Schwerpunkt: Sexualhormoneffekte bei psychischen Erkrankungen

Sexualhormone beeinflussen menschliches Verhalten und spielen eine Rolle bei der Entwicklung und Aufrechterhaltung von Süchten und psychischen Erkrankungen. Neben den direkten Effekten von Androgenen und Östrogenen nimmt die intrauterine Sexualhormonexposition eine besondere Rolle ein. Bereits im Mutterleib vor der Geburt steuern Sexualhormone die Hirnentwicklung und verursachen bis ins Erwachsenenalter anhaltende Effekte auf Hirnmorphologie, Neurotransmission und Verhalten.
Eigene wie auch unabhängige Forschungsergebnisse deuten an, dass diese pränatal ausgelösten Testosteroneffekte an der Entstehung von Suchterkrankungen und Suiziden beteiligt sind. Die direkte Messung intrauteriner Sexual­hormon­konzentrationen und die anschließende Langzeitbeobachtung zur Erfassung des Erkrankungsrisikos sind nur schwer möglich. Daher basieren unsere Beobachtungen auf Biomarkern wie das relative Zeige-/Ringfingerlängenverhältnis (2D:4D) (Kornhuber et al. 2011, 2013; Lenz et al. 2016, 2017), Händigkeit (Bouna-Pyrrou et al. 2015) und das Modell des pränatalen Testosterontransfers bei Zwillingen (Lenz et al. 2012).
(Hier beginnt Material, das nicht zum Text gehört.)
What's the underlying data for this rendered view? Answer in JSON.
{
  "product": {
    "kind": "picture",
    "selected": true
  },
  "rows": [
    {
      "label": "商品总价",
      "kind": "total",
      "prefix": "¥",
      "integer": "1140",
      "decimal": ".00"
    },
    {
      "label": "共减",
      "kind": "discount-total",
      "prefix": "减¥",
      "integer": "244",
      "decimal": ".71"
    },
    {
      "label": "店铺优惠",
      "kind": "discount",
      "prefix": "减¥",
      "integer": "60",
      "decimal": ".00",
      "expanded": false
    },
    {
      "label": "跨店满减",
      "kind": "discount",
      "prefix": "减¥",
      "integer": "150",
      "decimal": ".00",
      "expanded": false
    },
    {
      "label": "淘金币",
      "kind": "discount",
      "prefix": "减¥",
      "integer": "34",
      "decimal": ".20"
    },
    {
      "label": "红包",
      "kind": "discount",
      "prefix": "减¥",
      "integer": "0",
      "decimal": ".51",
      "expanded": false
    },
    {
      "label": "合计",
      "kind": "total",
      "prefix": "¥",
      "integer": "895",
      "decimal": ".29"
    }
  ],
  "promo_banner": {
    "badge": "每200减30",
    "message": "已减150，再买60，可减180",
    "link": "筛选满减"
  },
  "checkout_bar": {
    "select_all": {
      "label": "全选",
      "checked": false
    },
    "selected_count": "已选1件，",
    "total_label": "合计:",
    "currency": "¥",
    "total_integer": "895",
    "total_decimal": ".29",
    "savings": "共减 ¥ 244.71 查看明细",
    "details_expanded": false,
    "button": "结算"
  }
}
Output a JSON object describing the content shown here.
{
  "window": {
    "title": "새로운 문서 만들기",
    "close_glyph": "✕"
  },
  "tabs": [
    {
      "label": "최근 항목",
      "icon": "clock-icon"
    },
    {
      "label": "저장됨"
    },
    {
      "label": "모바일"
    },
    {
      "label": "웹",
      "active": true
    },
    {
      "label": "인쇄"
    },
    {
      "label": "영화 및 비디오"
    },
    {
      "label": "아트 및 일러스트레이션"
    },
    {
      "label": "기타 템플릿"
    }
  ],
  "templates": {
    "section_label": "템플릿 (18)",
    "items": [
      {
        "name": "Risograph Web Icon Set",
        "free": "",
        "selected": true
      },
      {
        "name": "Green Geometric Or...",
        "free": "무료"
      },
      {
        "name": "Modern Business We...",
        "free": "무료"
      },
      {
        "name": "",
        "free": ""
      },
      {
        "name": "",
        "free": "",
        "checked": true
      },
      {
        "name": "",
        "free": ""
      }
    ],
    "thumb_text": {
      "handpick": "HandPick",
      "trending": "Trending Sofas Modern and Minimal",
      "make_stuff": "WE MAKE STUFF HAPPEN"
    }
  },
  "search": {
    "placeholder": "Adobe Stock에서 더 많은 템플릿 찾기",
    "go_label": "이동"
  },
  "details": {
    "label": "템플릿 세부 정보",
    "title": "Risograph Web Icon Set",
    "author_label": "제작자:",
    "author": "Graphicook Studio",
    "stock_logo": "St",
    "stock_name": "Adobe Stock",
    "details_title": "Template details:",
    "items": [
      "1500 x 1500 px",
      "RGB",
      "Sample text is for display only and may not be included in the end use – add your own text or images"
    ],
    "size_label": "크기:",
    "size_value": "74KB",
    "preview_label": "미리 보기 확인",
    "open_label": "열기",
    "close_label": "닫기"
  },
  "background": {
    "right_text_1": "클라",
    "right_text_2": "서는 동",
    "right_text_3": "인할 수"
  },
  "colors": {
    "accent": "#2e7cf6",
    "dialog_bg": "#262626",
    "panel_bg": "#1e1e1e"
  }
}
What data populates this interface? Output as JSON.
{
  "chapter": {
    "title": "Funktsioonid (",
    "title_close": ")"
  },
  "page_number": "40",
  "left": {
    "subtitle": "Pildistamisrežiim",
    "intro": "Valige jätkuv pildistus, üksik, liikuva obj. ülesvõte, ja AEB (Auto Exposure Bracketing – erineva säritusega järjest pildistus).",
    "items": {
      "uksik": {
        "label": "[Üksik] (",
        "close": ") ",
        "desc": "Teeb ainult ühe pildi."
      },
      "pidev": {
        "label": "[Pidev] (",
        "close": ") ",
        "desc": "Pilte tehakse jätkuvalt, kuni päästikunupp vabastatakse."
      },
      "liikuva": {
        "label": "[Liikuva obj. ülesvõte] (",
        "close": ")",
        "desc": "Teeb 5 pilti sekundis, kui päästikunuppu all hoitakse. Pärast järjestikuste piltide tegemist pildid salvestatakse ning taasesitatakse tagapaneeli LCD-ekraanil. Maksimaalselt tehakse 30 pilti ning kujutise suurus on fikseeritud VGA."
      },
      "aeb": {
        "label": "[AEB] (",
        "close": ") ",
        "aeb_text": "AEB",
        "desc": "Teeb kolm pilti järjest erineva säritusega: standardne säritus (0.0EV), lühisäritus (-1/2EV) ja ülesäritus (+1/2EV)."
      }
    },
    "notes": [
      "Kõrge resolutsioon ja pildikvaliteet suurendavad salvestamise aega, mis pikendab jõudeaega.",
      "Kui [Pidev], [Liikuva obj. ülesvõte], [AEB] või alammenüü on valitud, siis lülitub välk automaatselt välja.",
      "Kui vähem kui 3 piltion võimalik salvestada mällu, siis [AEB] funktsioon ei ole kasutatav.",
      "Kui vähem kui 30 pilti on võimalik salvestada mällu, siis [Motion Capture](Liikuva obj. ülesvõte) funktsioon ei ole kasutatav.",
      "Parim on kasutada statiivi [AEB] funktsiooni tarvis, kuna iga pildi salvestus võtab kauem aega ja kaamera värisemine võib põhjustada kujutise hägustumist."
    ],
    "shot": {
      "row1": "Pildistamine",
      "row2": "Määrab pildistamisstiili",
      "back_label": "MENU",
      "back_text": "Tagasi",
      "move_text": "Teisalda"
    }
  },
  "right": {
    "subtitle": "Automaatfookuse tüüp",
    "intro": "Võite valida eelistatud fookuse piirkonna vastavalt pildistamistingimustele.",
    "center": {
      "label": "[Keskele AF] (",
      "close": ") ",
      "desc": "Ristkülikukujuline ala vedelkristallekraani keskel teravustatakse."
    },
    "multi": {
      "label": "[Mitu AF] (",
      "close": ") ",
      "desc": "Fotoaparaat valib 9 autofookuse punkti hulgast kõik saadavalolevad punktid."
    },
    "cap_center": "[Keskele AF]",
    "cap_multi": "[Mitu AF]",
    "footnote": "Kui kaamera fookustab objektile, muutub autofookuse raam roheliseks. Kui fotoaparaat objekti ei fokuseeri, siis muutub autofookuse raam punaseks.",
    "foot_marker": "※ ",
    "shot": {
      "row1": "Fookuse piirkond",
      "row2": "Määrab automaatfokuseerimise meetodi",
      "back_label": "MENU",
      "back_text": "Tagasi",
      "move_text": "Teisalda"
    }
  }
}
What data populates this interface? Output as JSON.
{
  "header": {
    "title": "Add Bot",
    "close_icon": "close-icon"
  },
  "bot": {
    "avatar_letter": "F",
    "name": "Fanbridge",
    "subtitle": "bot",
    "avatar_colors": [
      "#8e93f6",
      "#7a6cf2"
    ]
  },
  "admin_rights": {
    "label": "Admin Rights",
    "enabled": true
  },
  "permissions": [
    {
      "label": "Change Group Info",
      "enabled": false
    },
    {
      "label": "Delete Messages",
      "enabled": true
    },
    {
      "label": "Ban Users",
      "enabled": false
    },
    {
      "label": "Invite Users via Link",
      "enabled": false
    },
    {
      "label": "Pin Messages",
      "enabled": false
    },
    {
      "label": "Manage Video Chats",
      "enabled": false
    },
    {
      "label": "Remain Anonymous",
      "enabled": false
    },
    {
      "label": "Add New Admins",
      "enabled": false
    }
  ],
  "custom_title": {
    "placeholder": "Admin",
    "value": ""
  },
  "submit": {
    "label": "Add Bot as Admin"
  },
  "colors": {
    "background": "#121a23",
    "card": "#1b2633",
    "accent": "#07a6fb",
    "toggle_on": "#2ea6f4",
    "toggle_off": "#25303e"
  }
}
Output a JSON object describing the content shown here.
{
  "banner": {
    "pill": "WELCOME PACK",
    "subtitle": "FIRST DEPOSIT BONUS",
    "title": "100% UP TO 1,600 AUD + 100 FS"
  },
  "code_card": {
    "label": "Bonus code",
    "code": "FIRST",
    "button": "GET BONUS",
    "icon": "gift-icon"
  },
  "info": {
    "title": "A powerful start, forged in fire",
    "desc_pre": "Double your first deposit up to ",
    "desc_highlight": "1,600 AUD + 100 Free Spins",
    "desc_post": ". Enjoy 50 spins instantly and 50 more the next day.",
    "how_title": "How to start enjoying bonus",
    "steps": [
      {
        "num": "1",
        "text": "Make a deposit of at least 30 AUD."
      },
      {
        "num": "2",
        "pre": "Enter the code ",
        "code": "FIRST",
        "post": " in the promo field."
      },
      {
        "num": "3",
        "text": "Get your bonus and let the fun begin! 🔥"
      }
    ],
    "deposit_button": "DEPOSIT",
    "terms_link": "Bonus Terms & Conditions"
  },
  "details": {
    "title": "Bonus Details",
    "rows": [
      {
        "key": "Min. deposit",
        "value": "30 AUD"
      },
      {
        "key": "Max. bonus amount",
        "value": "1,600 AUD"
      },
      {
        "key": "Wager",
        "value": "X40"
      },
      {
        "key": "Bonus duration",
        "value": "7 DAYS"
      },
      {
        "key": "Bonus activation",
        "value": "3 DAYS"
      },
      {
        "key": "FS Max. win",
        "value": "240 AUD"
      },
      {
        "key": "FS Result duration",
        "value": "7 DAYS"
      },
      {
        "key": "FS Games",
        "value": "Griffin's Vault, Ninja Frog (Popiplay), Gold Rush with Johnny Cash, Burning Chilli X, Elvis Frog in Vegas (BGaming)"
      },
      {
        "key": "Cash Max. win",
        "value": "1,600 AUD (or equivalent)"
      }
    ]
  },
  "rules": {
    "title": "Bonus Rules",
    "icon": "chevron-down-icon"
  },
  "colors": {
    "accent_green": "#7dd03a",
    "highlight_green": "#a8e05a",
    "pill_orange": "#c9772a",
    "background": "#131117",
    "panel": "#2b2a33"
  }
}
Die Arbeitsgruppe Psychoneuroendokrinologie untersucht und charakterisiert die Zusammenhänge zwischen Sexualhormonaktivitäten und psychischen Erkrankungen. Dabei interessieren wir uns für intrauterin ausgelöste Sexualhormoneffekte und für im Blut gemessenen sogenannte adulte Sexualhormonkonzentrationen genauso wie für damit in Verbindung stehende genetische und epigenetische Faktoren. Zur Etablierung präventiver Strategien untersuchen wir, welche Umweltfaktoren intrauterine Sexualhormonexposition bestimmen und welche genetischen, epigenetischen und zellulären Mechanismen dazu führen, dass diese Effekte bis ins Erwachsenenalter anhalten und dann mit psychischen Erkrankungen in Zusammenhang stehen. Diese Ziele werden in translationalen Studienansätzen gemeinsam mit Herrn Prof. Dr. med. Johannes Kornhuber und Herrn Prof. Dr. rer. nat. Christian Müller bearbeitet.


FLIP-MD-Studie

Frauen erkranken zwei- bis dreimal häufiger an Depressionen als Männer. Es verwundert daher, dass sich Männer doppelt so häufig suizidieren wie Frauen. Ein Grund für dieses Paradoxon könnte sein, dass Frauen anfälliger für die Entwicklung typischer Depressionssymptome sind und Männer andere Depressionssymptome wie Impulsivität, reduzierte Stresstoleranz und übermäßigen Alkoholkonsum ausbilden. Interessanterweise kann die „männliche Depression“ sowohl von Männern als auch von Frauen entwickelt werden. Das deutet an, dass Sexualhormoneffekte dem Phänomen der männlichen Depression zugrunde liegen könnten.
Wir rekrutieren derzeit männlich-depressive Patienten und Kontrollprobanden für die FLIP-MD-Studie (Finger Length in Psychiatry – Male Depression), um das Phänomen der „männlichen Depression“ besser zu charakterisieren und die Bedeutung intrauteriner und adulter Sexualhormoneffekte zu untersuchen.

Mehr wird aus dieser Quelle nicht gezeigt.